Четыре песни о вечности

0

«Реквием» Моцарта, Шестая симфония Чайковского… Многие композиторы уходили из жизни эффектно. Но никто не сумел сделать это так красиво, как Рихард Штраус. За год до кончины 84-летний композитор написал одно из самых известных своих сочинений – «Четыре последние песни». В них все дышит предчувствием неизбежной смерти. Но ожидание ее настолько спокойно, настолько проникнуто осознанием пройденного пути и жизненной усталостью, что, кажется эта музыка написана абсолютно свободным человеком. Композитор не жалуется на физическое угасание, а словно любуется этим природным явлением и приглашает слушателей насладиться красотой заката вместе с ним…

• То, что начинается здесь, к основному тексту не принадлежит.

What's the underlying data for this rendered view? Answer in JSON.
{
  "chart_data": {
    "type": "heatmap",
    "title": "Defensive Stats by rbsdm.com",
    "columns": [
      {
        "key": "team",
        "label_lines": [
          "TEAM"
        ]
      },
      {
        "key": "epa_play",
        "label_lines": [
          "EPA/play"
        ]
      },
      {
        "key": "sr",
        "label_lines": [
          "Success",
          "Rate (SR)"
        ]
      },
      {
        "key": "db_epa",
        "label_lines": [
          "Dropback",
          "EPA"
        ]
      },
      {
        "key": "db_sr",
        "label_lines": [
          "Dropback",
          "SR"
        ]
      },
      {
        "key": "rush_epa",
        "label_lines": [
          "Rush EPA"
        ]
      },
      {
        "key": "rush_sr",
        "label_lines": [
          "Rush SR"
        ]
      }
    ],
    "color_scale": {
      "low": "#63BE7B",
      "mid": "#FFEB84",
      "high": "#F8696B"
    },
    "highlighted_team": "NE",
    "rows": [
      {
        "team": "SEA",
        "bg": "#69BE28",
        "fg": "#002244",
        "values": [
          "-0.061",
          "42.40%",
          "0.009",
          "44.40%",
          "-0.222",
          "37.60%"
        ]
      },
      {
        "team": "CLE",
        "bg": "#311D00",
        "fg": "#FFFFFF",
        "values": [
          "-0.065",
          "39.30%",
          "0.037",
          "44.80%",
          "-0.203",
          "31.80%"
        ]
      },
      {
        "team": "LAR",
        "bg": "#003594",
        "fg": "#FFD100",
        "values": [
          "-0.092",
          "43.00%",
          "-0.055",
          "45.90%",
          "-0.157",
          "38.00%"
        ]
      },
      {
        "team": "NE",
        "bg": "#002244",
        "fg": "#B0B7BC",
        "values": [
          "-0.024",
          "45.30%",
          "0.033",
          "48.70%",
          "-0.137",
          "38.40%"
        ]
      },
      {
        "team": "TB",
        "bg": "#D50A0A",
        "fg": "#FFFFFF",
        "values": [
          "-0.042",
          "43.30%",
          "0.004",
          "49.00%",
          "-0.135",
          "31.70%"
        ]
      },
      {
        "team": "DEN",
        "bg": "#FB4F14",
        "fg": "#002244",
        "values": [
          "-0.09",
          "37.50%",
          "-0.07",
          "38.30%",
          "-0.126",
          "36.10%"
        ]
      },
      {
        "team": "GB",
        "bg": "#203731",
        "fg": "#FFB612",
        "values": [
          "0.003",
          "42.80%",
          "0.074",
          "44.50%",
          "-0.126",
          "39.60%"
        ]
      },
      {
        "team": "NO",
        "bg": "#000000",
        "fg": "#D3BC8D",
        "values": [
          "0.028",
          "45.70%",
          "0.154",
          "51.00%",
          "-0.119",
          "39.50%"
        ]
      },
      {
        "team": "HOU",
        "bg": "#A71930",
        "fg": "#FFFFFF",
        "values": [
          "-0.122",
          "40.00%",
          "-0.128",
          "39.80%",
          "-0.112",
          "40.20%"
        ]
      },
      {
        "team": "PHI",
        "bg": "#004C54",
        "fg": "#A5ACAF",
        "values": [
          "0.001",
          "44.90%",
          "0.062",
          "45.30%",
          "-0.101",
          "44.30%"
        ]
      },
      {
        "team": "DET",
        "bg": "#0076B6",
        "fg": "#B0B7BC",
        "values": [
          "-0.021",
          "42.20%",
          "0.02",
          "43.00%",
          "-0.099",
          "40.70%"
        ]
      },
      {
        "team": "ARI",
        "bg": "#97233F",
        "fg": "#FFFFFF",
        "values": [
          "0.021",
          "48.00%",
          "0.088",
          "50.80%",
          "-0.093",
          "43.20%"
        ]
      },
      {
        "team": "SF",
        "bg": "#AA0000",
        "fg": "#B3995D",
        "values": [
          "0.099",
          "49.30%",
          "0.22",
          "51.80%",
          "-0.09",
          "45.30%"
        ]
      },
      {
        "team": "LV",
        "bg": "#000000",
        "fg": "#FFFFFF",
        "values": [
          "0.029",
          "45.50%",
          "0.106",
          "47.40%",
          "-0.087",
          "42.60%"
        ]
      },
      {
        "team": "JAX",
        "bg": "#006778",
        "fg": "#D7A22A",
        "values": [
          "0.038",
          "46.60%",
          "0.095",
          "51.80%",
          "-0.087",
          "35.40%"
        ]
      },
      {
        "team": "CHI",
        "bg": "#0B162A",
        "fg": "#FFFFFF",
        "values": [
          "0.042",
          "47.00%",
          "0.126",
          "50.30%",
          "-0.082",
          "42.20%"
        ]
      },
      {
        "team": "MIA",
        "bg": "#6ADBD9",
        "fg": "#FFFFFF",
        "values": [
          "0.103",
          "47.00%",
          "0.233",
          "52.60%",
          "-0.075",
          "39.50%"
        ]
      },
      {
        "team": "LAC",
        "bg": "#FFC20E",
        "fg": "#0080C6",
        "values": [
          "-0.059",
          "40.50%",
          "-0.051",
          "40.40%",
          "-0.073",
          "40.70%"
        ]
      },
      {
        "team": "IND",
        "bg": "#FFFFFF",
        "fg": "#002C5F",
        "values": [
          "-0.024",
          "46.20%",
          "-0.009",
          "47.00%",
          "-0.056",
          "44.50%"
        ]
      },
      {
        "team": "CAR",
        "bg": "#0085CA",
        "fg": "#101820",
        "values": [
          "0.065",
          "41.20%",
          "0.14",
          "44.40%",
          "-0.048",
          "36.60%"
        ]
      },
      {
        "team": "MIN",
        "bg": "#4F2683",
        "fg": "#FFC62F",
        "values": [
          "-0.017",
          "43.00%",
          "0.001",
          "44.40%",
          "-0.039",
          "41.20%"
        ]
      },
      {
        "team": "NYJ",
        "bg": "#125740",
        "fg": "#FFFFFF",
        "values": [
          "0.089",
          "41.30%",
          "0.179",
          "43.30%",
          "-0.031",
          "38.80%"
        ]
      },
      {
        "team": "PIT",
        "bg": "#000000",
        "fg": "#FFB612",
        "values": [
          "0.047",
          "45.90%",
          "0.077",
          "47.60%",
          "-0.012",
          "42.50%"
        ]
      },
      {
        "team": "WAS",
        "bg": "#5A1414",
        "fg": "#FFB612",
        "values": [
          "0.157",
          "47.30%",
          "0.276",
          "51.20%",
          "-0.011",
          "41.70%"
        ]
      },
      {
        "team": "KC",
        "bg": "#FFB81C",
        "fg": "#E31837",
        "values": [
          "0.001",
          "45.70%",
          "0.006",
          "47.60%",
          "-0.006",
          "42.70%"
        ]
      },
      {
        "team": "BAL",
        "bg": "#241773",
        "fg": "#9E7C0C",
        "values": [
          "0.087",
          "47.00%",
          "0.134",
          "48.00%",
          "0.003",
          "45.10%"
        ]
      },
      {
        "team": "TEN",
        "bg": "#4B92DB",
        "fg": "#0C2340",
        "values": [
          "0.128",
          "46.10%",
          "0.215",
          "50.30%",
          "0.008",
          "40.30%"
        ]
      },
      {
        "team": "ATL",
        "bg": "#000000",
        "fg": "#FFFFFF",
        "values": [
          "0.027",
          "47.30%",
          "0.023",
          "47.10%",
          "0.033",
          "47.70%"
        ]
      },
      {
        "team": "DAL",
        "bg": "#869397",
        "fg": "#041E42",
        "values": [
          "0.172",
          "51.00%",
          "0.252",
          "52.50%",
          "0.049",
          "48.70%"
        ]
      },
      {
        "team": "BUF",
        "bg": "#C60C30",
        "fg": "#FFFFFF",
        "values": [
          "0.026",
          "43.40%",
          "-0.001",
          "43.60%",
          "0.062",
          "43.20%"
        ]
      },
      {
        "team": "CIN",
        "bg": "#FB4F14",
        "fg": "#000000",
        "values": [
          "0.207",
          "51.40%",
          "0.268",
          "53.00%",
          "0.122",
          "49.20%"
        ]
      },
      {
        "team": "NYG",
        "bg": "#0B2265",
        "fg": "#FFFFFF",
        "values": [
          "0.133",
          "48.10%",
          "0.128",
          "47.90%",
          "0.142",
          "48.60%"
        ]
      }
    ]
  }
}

«Четыре последние песни» – «Весна», «Сентябрь», «Отход ко сну» на слова Германа Гессе и «На закате» на слова Йозефа фон Эйхендорфа – связаны друг с другом по настроению, стилю и атмосфере. На Международном Платоновском фестивале в Воронеже их исполнила звезда европейского лирического вокала Ивона Соботка. Несмотря на молодость, ее можно назвать певицей с уже сложившимся индивидуальным стилем, характерной чертой которого являются выбор подчеркнуто интеллектуального репертуара и особая чувственная (порой даже эротическая) техника вокала, которую певица достигает сочетанием форте с быстрым вибрато в верхнем регистре…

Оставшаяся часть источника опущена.